Pressemitteilung · Freitag, 19. Januar 2007
Die Ermordung Hrant Dinks – ein Anschlag auf die Meinungsfreiheit
Hrant Dink hat Zeit seines Lebens standhaft und mit Überzeugung für seine Ideale gekämpft und sich dabei nie durch Drohungen einschüchtern lassen. Er war sich der Gefahr, der er sich durch seinen Einsatz für Recht und Wahrheit ausgesetzt war, immer bewusst. Nach dem Militärputsch von 1980 wurde er mehrmals inhaftiert.
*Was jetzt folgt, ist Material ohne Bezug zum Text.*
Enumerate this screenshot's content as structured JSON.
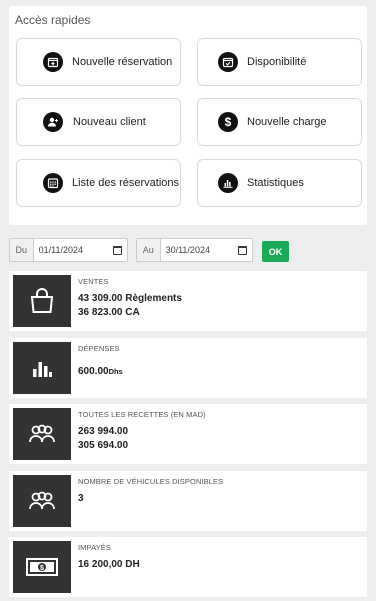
{
  "quick_access": {
    "title": "Accès rapides",
    "buttons": [
      {
        "label": "Nouvelle réservation",
        "icon": "calendar-plus-icon"
      },
      {
        "label": "Disponibilité",
        "icon": "calendar-check-icon"
      },
      {
        "label": "Nouveau client",
        "icon": "user-plus-icon"
      },
      {
        "label": "Nouvelle charge",
        "icon": "dollar-icon"
      },
      {
        "label": "Liste des réservations",
        "icon": "calendar-list-icon"
      },
      {
        "label": "Statistiques",
        "icon": "bar-chart-icon"
      }
    ]
  },
  "filters": {
    "from_label": "Du",
    "from_value": "01/11/2024",
    "to_label": "Au",
    "to_value": "30/11/2024",
    "ok_label": "OK"
  },
  "stats": [
    {
      "title": "Ventes",
      "line1": "43 309.00 Règlements",
      "line2": "36 823.00 CA"
    },
    {
      "title": "Dépenses",
      "line1": "600.00",
      "unit": "Dhs"
    },
    {
      "title": "Toutes les recettes (en MAD)",
      "line1": "263 994.00",
      "line2": "305 694.00"
    },
    {
      "title": "Nombre de véhicules disponibles",
      "line1": "3"
    },
    {
      "title": "Impayés",
      "line1": "16 200,00 DH"
    }
  ],
  "colors": {
    "ok_button": "#1aaa55",
    "icon_box": "#333333",
    "icon_circle": "#111111"
  }
}
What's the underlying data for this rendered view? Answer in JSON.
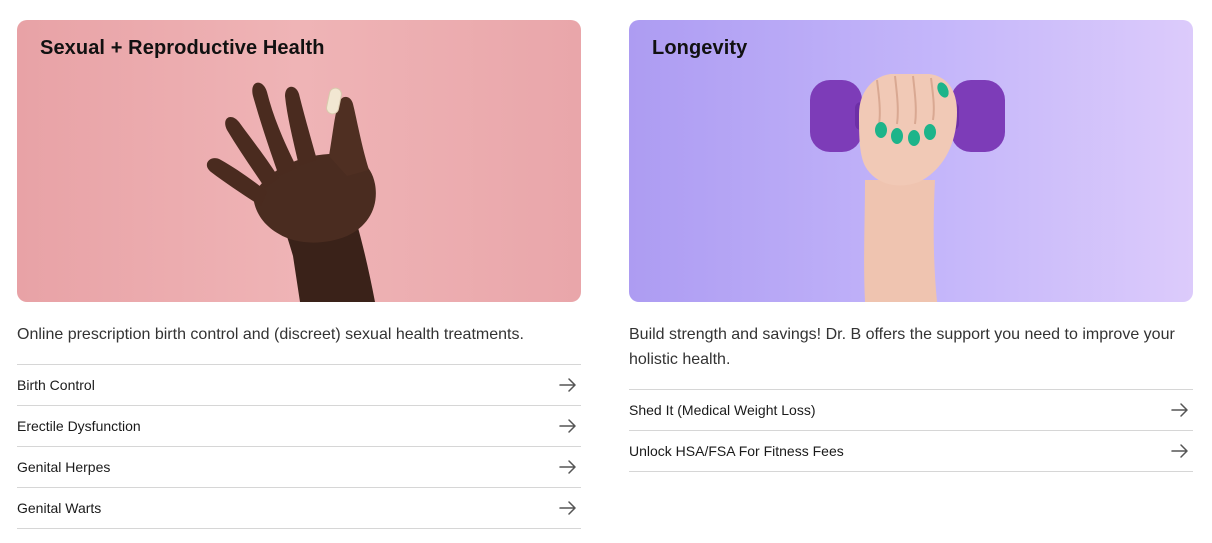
{
  "cards": [
    {
      "title": "Sexual + Reproductive Health",
      "description": "Online prescription birth control and (discreet) sexual health treatments.",
      "image_icon": "hand-holding-pill-image",
      "accent": "#eaa9ac",
      "links": [
        {
          "label": "Birth Control",
          "icon": "arrow-right-icon"
        },
        {
          "label": "Erectile Dysfunction",
          "icon": "arrow-right-icon"
        },
        {
          "label": "Genital Herpes",
          "icon": "arrow-right-icon"
        },
        {
          "label": "Genital Warts",
          "icon": "arrow-right-icon"
        }
      ]
    },
    {
      "title": "Longevity",
      "description": "Build strength and savings! Dr. B offers the support you need to improve your holistic health.",
      "image_icon": "hand-holding-dumbbell-image",
      "accent": "#bfb0f8",
      "links": [
        {
          "label": "Shed It (Medical Weight Loss)",
          "icon": "arrow-right-icon"
        },
        {
          "label": "Unlock HSA/FSA For Fitness Fees",
          "icon": "arrow-right-icon"
        }
      ]
    }
  ]
}
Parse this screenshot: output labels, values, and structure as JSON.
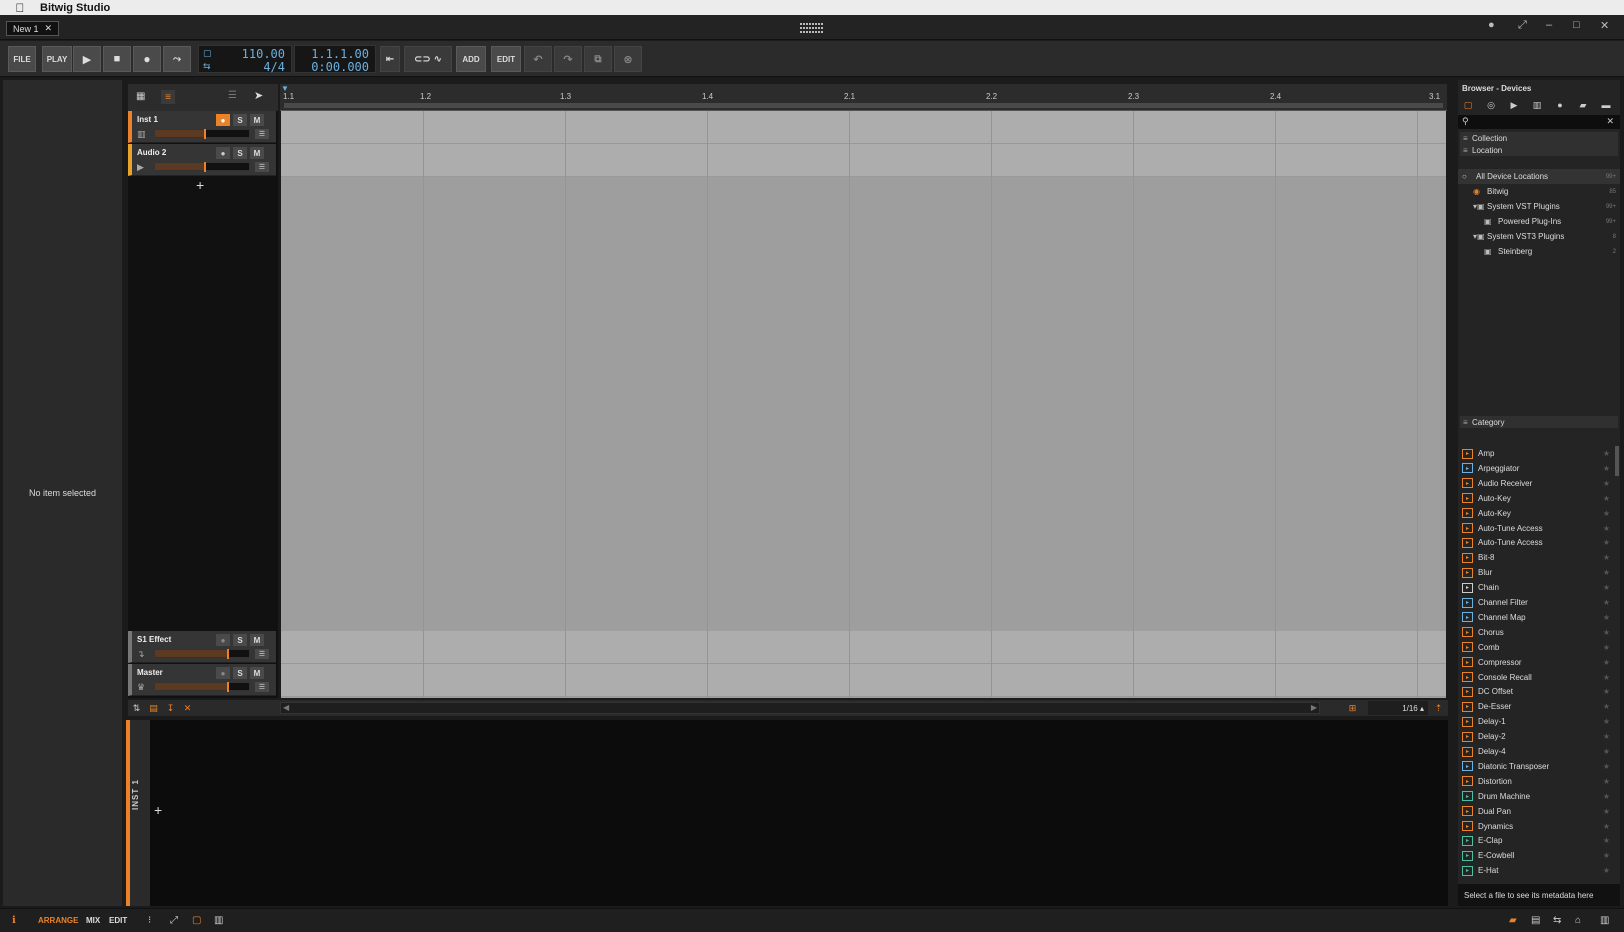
{
  "menubar": {
    "app_name": "Bitwig Studio"
  },
  "window": {
    "tab_label": "New 1",
    "tab_close": "✕"
  },
  "toolbar": {
    "file": "FILE",
    "play_label": "PLAY",
    "tempo": "110.00",
    "time_signature": "4/4",
    "position_bars": "1.1.1.00",
    "position_time": "0:00.000",
    "add": "ADD",
    "edit": "EDIT"
  },
  "inspector": {
    "message": "No item selected"
  },
  "ruler": {
    "ticks": [
      "1.1",
      "1.2",
      "1.3",
      "1.4",
      "2.1",
      "2.2",
      "2.3",
      "2.4",
      "3.1"
    ]
  },
  "tracks": [
    {
      "name": "Inst 1",
      "type": "instrument",
      "volume": 0.52,
      "armed": true,
      "color": "#e9822a"
    },
    {
      "name": "Audio 2",
      "type": "audio",
      "volume": 0.52,
      "armed": false,
      "color": "#e9a22a"
    }
  ],
  "bottom_tracks": [
    {
      "name": "S1 Effect",
      "volume": 0.77
    },
    {
      "name": "Master",
      "volume": 0.77
    }
  ],
  "track_buttons": {
    "solo": "S",
    "mute": "M"
  },
  "arranger_footer": {
    "grid": "1/16 ▴"
  },
  "detail": {
    "track_label": "INST 1"
  },
  "browser": {
    "title": "Browser - Devices",
    "sections": {
      "collection": "Collection",
      "location": "Location",
      "category": "Category"
    },
    "locations": [
      {
        "name": "All Device Locations",
        "count": "99+",
        "indent": 0,
        "icon": "circle"
      },
      {
        "name": "Bitwig",
        "count": "85",
        "indent": 1,
        "icon": "bitwig"
      },
      {
        "name": "System VST Plugins",
        "count": "99+",
        "indent": 1,
        "icon": "folder-open"
      },
      {
        "name": "Powered Plug-Ins",
        "count": "99+",
        "indent": 2,
        "icon": "folder"
      },
      {
        "name": "System VST3 Plugins",
        "count": "8",
        "indent": 1,
        "icon": "folder-open"
      },
      {
        "name": "Steinberg",
        "count": "2",
        "indent": 2,
        "icon": "folder"
      }
    ],
    "categories": [
      {
        "name": "Amp",
        "color": "#e9822a"
      },
      {
        "name": "Arpeggiator",
        "color": "#6ab0e0"
      },
      {
        "name": "Audio Receiver",
        "color": "#e9822a"
      },
      {
        "name": "Auto-Key",
        "color": "#e9822a"
      },
      {
        "name": "Auto-Key",
        "color": "#e9822a"
      },
      {
        "name": "Auto-Tune Access",
        "color": "#e9822a"
      },
      {
        "name": "Auto-Tune Access",
        "color": "#e9822a"
      },
      {
        "name": "Bit-8",
        "color": "#e9822a"
      },
      {
        "name": "Blur",
        "color": "#e9822a"
      },
      {
        "name": "Chain",
        "color": "#cccccc"
      },
      {
        "name": "Channel Filter",
        "color": "#6ab0e0"
      },
      {
        "name": "Channel Map",
        "color": "#6ab0e0"
      },
      {
        "name": "Chorus",
        "color": "#e9822a"
      },
      {
        "name": "Comb",
        "color": "#e9822a"
      },
      {
        "name": "Compressor",
        "color": "#e9822a"
      },
      {
        "name": "Console Recall",
        "color": "#e9822a"
      },
      {
        "name": "DC Offset",
        "color": "#e9822a"
      },
      {
        "name": "De-Esser",
        "color": "#e9822a"
      },
      {
        "name": "Delay-1",
        "color": "#e9822a"
      },
      {
        "name": "Delay-2",
        "color": "#e9822a"
      },
      {
        "name": "Delay-4",
        "color": "#e9822a"
      },
      {
        "name": "Diatonic Transposer",
        "color": "#6ab0e0"
      },
      {
        "name": "Distortion",
        "color": "#e9822a"
      },
      {
        "name": "Drum Machine",
        "color": "#4ac0a0"
      },
      {
        "name": "Dual Pan",
        "color": "#e9822a"
      },
      {
        "name": "Dynamics",
        "color": "#e9822a"
      },
      {
        "name": "E-Clap",
        "color": "#4ac0a0"
      },
      {
        "name": "E-Cowbell",
        "color": "#4ac0a0"
      },
      {
        "name": "E-Hat",
        "color": "#4ac0a0"
      }
    ],
    "footer": "Select a file to see its metadata here"
  },
  "statusbar": {
    "arrange": "ARRANGE",
    "mix": "MIX",
    "edit": "EDIT"
  }
}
Im Oktober 2005 wurde er wegen „Beleidigung des Türkentums" zu sechs Monaten auf Bewährung verurteilt. Im Juli 2006 bestätigte das höchste Berufungsgericht dieses Urteil. Die Proteste gegen den Maulkorbparagraphen 301, haben bislang leider keine Resultate gezeigt. Die Verurteilung Hrant Dinks durch ein Gericht reichte den extremistischen türkischen Nationalisten nicht: Mit der Ermordung des armenischen Journalisten wollten sie zeigen, wie sie das „Türkentum" zu verteidigen gedenken.
Der Tatort für diesen abscheulichen Mord - das Redaktionsgebäude der Zeitung AGOS - ist symbolhaft: Die tödlichen Schüsse auf Hrant Dink galten nicht nur dem mutigen Armenier, der sich unermüdlich für die Rechte der Armenier in der Türkei eingesetzt hat und deshalb zur Zielscheibe der fanatischen türkischen Nationalisten wurde. Dieser Mord ist zugleich ein blutiger Anschlag gegen die Meinungsfreiheit und Demokratie, für die Dink sich immer eingesetzt hat. Im Mai 2005 wurde Hrant Dink in Hamburg mit dem Henri Nannen Preis ausgezeichnet. Die spontanen Trauerbekundungen in Istanbul zeigen, dass die Ermordung Hrant Dinks auch innerhalb demokratische Öffentlich in der Türkei Entsetzen, Trauer und Empörung hervorgerufen hat.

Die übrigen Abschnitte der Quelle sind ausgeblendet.